BioTech (Basel). 2023 Dec 2;12(4):65. doi: 10.3390/biotech12040065.


Soil microbial fuel cells (SMFCs) are bioelectrical devices powered by the oxidation of organic and inorganic compounds due to microbial activity. Seven soils were randomly selected from Bergen Community College or areas nearby, located in the state of New Jersey, USA, were used to screen for the presence of electrogenic bacteria. SMFCs were incubated at 35-37 °C. Electricity generation and electrogenic bacteria were determined using an application developed for cellular phones. Of the seven samples, five generated electricity and enriched electrogenic bacteria. Average electrical output for the seven SMFCs was 155 microwatts with the start-up time ranging from 1 to 11 days. The highest output and electrogenic bacterial numbers were found with SMFC-B1 with 143 microwatts and 2.99 × 109 electrogenic bacteria after 15 days. Optimal electrical output and electrogenic bacterial numbers ranged from 1 to 21 days. Microbial DNA was extracted from the top and bottom of the anode of SMFC-B1 using the ZR Soil Microbe DNA MiniPrep Protocol followed by PCR amplification of 16S rRNA V3-V4 region. Next-generation sequencing of 16S rRNA genes generated an average of 58 k sequences. BLAST analysis of the anode bacterial community in SMFC-B1 demonstrated that the predominant bacterial phylum was Bacillota of the class Clostridia (50%). However, bacteria belonging to the phylum Pseudomonadota (15%) such as Magnetospirillum sp. and Methylocaldum gracile were also part of the predominant electrogenic bacterial community in the anode.

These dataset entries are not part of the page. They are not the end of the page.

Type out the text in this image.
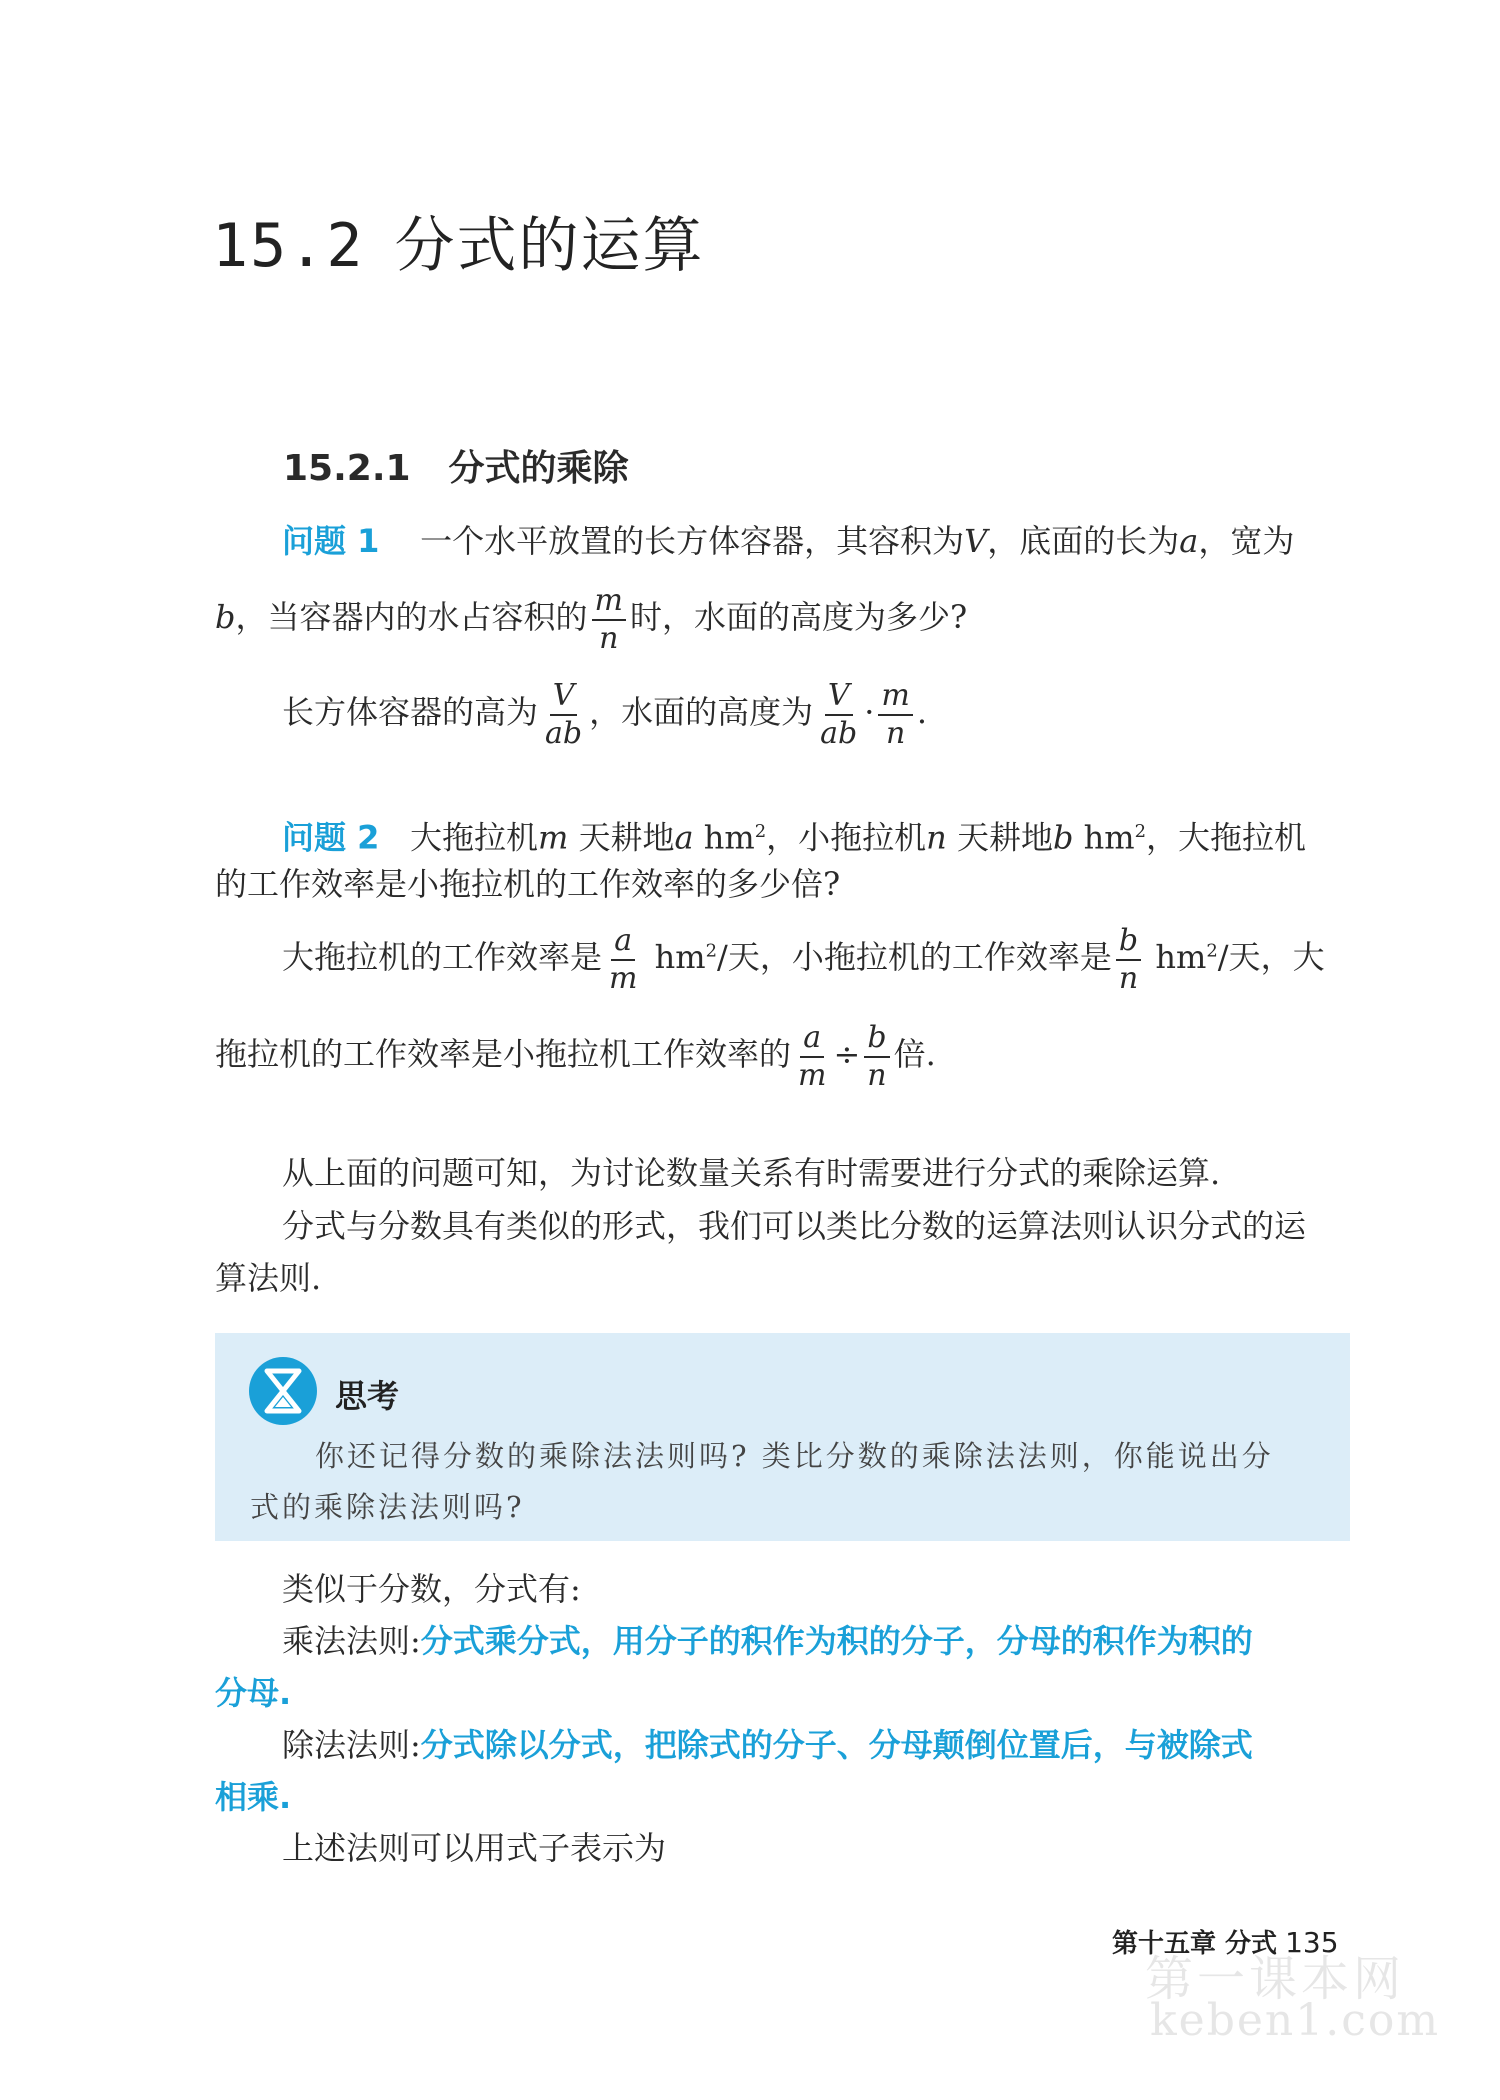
15.2 分式的运算
15.2.1 分式的乘除
问题 1 一个水平放置的长方体容器，其容积为V，底面的长为a，宽为
b，当容器内的水占容积的 $\frac{m}{n}$ 时，水面的高度为多少?
长方体容器的高为 $\frac{V}{ab}$ ，水面的高度为 $\frac{V}{ab} \cdot \frac{m}{n}$ .
问题 2 大拖拉机m 天耕地a $hm^2$，小拖拉机n 天耕地b $hm^2$，大拖拉机
的工作效率是小拖拉机的工作效率的多少倍?
大拖拉机的工作效率是 $\frac{a}{m} hm^2/$天，小拖拉机的工作效率是 $\frac{b}{n} hm^2/$天，大
拖拉机的工作效率是小拖拉机工作效率的 $\frac{a}{m} \div \frac{b}{n}$ 倍.
从上面的问题可知，为讨论数量关系有时需要进行分式的乘除运算.
分式与分数具有类似的形式，我们可以类比分数的运算法则认识分式的运
算法则.
思考
你还记得分数的乘除法法则吗? 类比分数的乘除法法则，你能说出分
式的乘除法法则吗?
类似于分数，分式有:
乘法法则:分式乘分式，用分子的积作为积的分子，分母的积作为积的
分母.
除法法则:分式除以分式，把除式的分子、分母颠倒位置后，与被除式
相乘.
上述法则可以用式子表示为
第十五章 分式 135
第一课本网
keben1.com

Unidentified uncultured bacteria accounted for 35% of the predominant bacterial community. Bioelectrical devices such as MFCs provide sustainable and clean alternatives to future applications for electricity generation, waste treatment, and biosensors.

Keywords: Bacillota; Pseudomonadota; electrogenic bacteria; soil microbial fuel cells.

Grants and funding

This research received no external funding.